Painted in 1994, Benefits Supervisor Resting was executed at a particularly important time in Freud’s career when, at seventy-two years old, his series of gargantuan nudes came to define his career. They began in 1988 when he spotted Leigh Bowery at the Antony d’Offay Gallery. Bowery, who regularly appeared on high heels, wearing latex body stockings and masks, fascinated him. “I found him perfectly beautiful,” Freud said when Bowery came to his studio (L. Freud, quoted by J. Jones, “Portrait of the Week: Leigh Bowery Bowery (Seated), 1990, Lucian Freud,” The Guardian, November 18, 2000, London, [accessed March 23, 2015]). Leigh Bowery (Seated), 1990 was the first in this series of magnificent nude portraits, which would soon include Bowery’s friend Sue Tilley. This period also coincided with the artist signing with dealer William Acquavella, who would do much to help reinforce Freud’s reputation as one of the greatest painters of his generation. It was Acquavella who saw the true potential of these new paintings, “When William walked into the studio, all the Leigh Bowery paintings were there; he was knocked out by them” Freud recalled. “You’d think a rather uptown, established gallerist would be slightly put off, but not a bit of it. He just thought these were remarkable paintings” (L. Freud, quoted by T. Vanderbilt, “The Master and the Gallerist,” Wall Street Journal Magazine, March 24, 2011, [accessed March 23, 2015]).
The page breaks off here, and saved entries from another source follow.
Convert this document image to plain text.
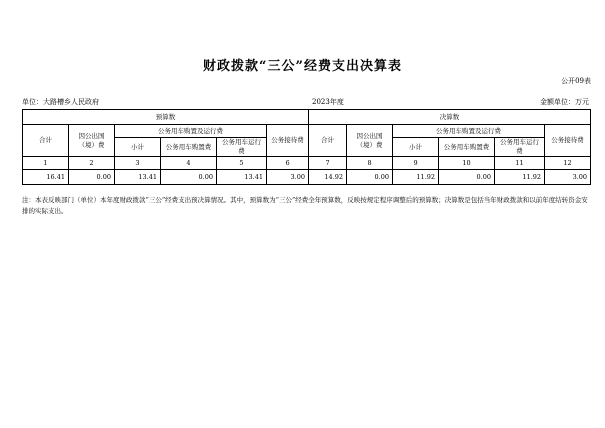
财政拨款“三公”经费支出决算表
公开09表
单位：大路槽乡人民政府	2023年度	金额单位：万元
预算数						决算数					
合计	因公出国（境）费	公务用车购置及运行费			公务接待费	合计	因公出国（境）费	公务用车购置及运行费			公务接待费
		小计	公务用车购置费	公务用车运行费				小计	公务用车购置费	公务用车运行费	
1	2	3	4	5	6	7	8	9	10	11	12
16.41	0.00	13.41	0.00	13.41	3.00	14.92	0.00	11.92	0.00	11.92	3.00
注：本表反映部门（单位）本年度财政拨款“三公”经费支出预决算情况。其中，预算数为“三公”经费全年预算数，反映按规定程序调整后的预算数；决算数是包括当年财政拨款和以前年度结转资金安排的实际支出。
With Acquavella’s unstinting support, Freud’s paintings enjoyed a renaissance, and this renewed sense of vigor can be seen right across the epic painterly surface of these monumental nudes.

A passionate observer of reality, Freud had the rare gift of being able to translate the life of his sitters into the medium of paint. His paintings of Sue Tilley are regarded as being among the most remarkable portrayals of the human figure ever to have been undertaken. His brushwork exhibits none of the flamboyant nonchalance of the Old Masters, instead he offers a precise and analytical dissection of the phenomena of reality made through careful craft, painstaking observation and deliberative action. Using brushes that almost comb the paint rather than absorb it and leaving the brushed material quality of the oil starkly visible on the surface, Freud builds his work slowly across the surface like a patchwork map of reality. This notion of truth lies at the heart of Freud’s paintings as despite his notable ancestry (his grandfather was Sigmund Freud, the founder of psychoanalysis) Freud professed that his paintings were not meant to provide any particular psychological insight into his sitters, just an honest reflection of what he saw before him. “My work is purely autobiographical,” Freud admitted, “it is about myself and my surroundings. I work from people that interest me and that I care about, in rooms that I know… When I look at a body it gives me a choice of what to put in a painting, what will suit me and what won’t. There is a distinction between fact and truth. Truth has an element of revelation about it. If something is true, it does more than strike one as merely being so” (L. Freud, as quoted by S. Figura, Lucian Freud: The Painter’s Etchings, exh. cat., Museum of Modern Art, New York, 2007). In works such as Benefits Supervisor Resting, Freud has taken this ‘revelation of truth’ to its ultimate conclusion, resulting in a painting that becomes the definitive portrayal of the human body, as Bruce Bernard concludes “…he must be one of the greatest portrayers of the individual human being in European Art—and therefore in the whole of painting” (B. Bernard, “Thinking About Lucian Freud,” in B. Bernard & D. Birdsall (eds.), Lucian Freud, New York, 1996, p. 7).